Peabody expects the company's cost-saving initiatives to show up on the bottom line in the latter half of 2018, and for year-over-year earnings momentum to not pick up until then. The analyst estimates 2017 EPS of $4.11 and 2018 EPS of $4.35.

Vertical Group's Dick Bove, meanwhile, advises caution on the stock.

The company "has done so poorly" since the crisis through 2016, Bove argued. Net interest margin has "been in free fall" and mortgage banking revenue has roughly halved over the years.

The analyst emphasized that his admonition is not scandal-related, writing that Sloan is "doing a superb job" and that the board is "evolving." The question, Bove said, is whether the new Wells Fargo can still drive revenue higher.

Coverage Assumed

* Over at Piper Jaffray, Nathan Race and Matthew Clark have assumed coverage of five banks: Commerce Bancshares Inc., UMB Financial Corp., Old National Bancorp and First Merchants Corp. at "neutral" and Enterprise Financial Services Corp. at "overweight."

The analysts raised Commerce's target price by $5 to $60 and First Merchants' by $2.50 to $46. Enterprise's price was increased by $1 to $49. UMB and Old National have price targets of $74 and $19, respectively.

Industry report

* Hovde Group analysts looked at online deposit data for seven companies with either branchless banking or a significant online banking presence, and they expect industry-wide pricing pressures to hit those companies the hardest. That said, a growing gap between their rates and those of traditional banks will build pressure on the latter.

For online deposits, the average savings rate rose 16 basis points in the third quarter to 1.16%, after increasing only 6 basis points in the prior quarter. The average money market rate was up 11 basis points to 1.02%, they added, compared to the second quarter's 5-basis-point increase.

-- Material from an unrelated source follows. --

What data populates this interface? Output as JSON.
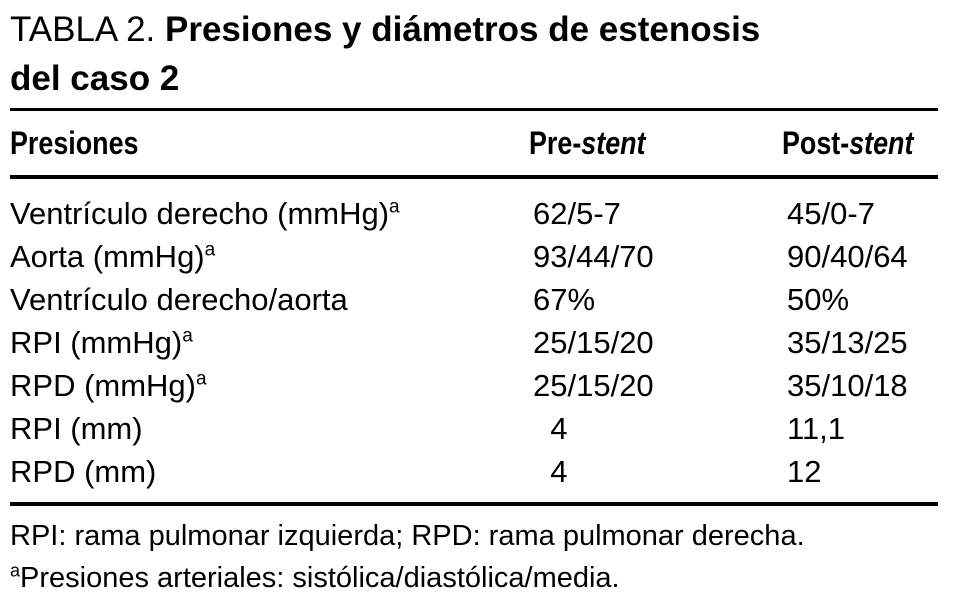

* And, on the subject of lower corporate taxes, Piper Jaffray analysts pointed out how a lower federal rate could translate to higher state taxes. They calculated that California- and New York-headquartered banks will see the least benefit from the proposed changes at the federal level.

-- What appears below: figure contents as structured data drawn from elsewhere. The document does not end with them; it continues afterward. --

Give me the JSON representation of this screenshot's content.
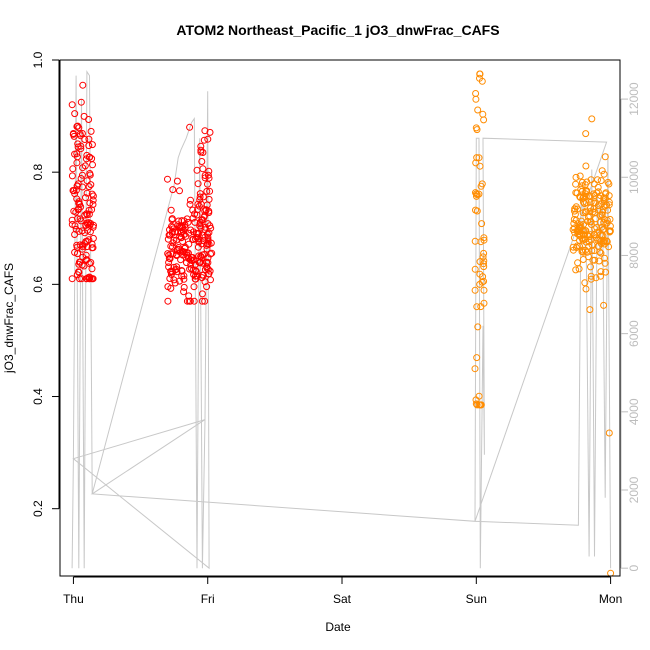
{
  "chart_data": {
    "type": "scatter",
    "title": "ATOM2 Northeast_Pacific_1 jO3_dnwFrac_CAFS",
    "xlabel": "Date",
    "ylabel": "jO3_dnwFrac_CAFS",
    "x_ticks": [
      "Thu",
      "Fri",
      "Sat",
      "Sun",
      "Mon"
    ],
    "xlim": [
      -0.1,
      4.07
    ],
    "ylim": [
      0.08,
      1.0
    ],
    "y_ticks": [
      0.2,
      0.4,
      0.6,
      0.8,
      1.0
    ],
    "y_tick_labels": [
      "0.2",
      "0.4",
      "0.6",
      "0.8",
      "1.0"
    ],
    "y2lim": [
      -200,
      13000
    ],
    "y2_ticks": [
      0,
      2000,
      4000,
      6000,
      8000,
      10000,
      12000
    ],
    "y2_tick_labels": [
      "0",
      "2000",
      "4000",
      "6000",
      "8000",
      "10000",
      "12000"
    ],
    "grid": false,
    "legend": "none",
    "series_colors": {
      "day1": "#ff0000",
      "day2": "#ff8c00",
      "altitude": "#c8c8c8"
    },
    "series": [
      {
        "color_key": "day1",
        "clusters": [
          {
            "x_start": -0.01,
            "x_end": 0.15,
            "n": 140,
            "y_min": 0.61,
            "y_max": 0.955,
            "y_center": 0.74,
            "spread": 0.085
          },
          {
            "x_start": 0.7,
            "x_end": 1.03,
            "n": 210,
            "y_min": 0.57,
            "y_max": 0.88,
            "y_center": 0.665,
            "spread": 0.045,
            "high_tail": {
              "x_start": 0.92,
              "x_end": 1.02,
              "n": 25,
              "y_min": 0.72,
              "y_max": 0.88
            }
          }
        ]
      },
      {
        "color_key": "day2",
        "clusters": [
          {
            "x_start": -0.01,
            "x_end": 0.06,
            "n": 55,
            "y_min": 0.385,
            "y_max": 0.975,
            "y_center": 0.68,
            "spread": 0.16
          },
          {
            "x_start": 0.72,
            "x_end": 1.0,
            "n": 200,
            "y_min": 0.555,
            "y_max": 0.895,
            "y_center": 0.705,
            "spread": 0.05
          },
          {
            "points": [
              [
                0.99,
                0.335
              ],
              [
                1.0,
                0.085
              ]
            ]
          }
        ],
        "x_offset": 3
      },
      {
        "color_key": "altitude",
        "axis": "right",
        "points": [
          [
            -0.01,
            0
          ],
          [
            0.0,
            2800
          ],
          [
            0.02,
            12600
          ],
          [
            0.04,
            0
          ],
          [
            0.06,
            12000
          ],
          [
            0.08,
            0
          ],
          [
            0.1,
            12700
          ],
          [
            0.12,
            12600
          ],
          [
            0.14,
            1900
          ],
          [
            0.75,
            9800
          ],
          [
            0.78,
            10500
          ],
          [
            0.8,
            10700
          ],
          [
            0.84,
            11000
          ],
          [
            0.88,
            11400
          ],
          [
            0.9,
            11500
          ],
          [
            0.92,
            0
          ],
          [
            0.94,
            11000
          ],
          [
            0.96,
            0
          ],
          [
            0.98,
            3800
          ],
          [
            1.0,
            12200
          ],
          [
            1.01,
            0
          ],
          [
            0.0,
            2800
          ],
          [
            0.98,
            3800
          ],
          [
            0.14,
            1900
          ],
          [
            2.99,
            1200
          ],
          [
            3.0,
            11000
          ],
          [
            3.02,
            11000
          ],
          [
            3.03,
            0
          ],
          [
            3.05,
            6200
          ],
          [
            3.06,
            2900
          ],
          [
            3.05,
            11000
          ],
          [
            3.97,
            10900
          ],
          [
            2.99,
            1200
          ],
          [
            3.76,
            1100
          ],
          [
            3.78,
            9500
          ],
          [
            3.8,
            8800
          ],
          [
            3.82,
            7800
          ],
          [
            3.84,
            300
          ],
          [
            3.86,
            10200
          ],
          [
            3.88,
            300
          ],
          [
            3.9,
            9600
          ],
          [
            3.92,
            8000
          ],
          [
            3.94,
            9500
          ],
          [
            3.96,
            1800
          ],
          [
            3.98,
            10600
          ],
          [
            4.0,
            0
          ]
        ]
      }
    ]
  }
}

Compass Point analysts, meanwhile, expect New York Community Bancorp Inc.; California's BofI Holding Inc.; Alabama-based Regions Financial; and Texas-based Texas Capital Bancshares Inc., Prosperity Bancshares Inc. and LegacyTexas Financial Group Inc. to be the biggest beneficiaries, EPS-wise, based on their current rates and the limited hit to tangible book value from possible impairments to deferred tax assets.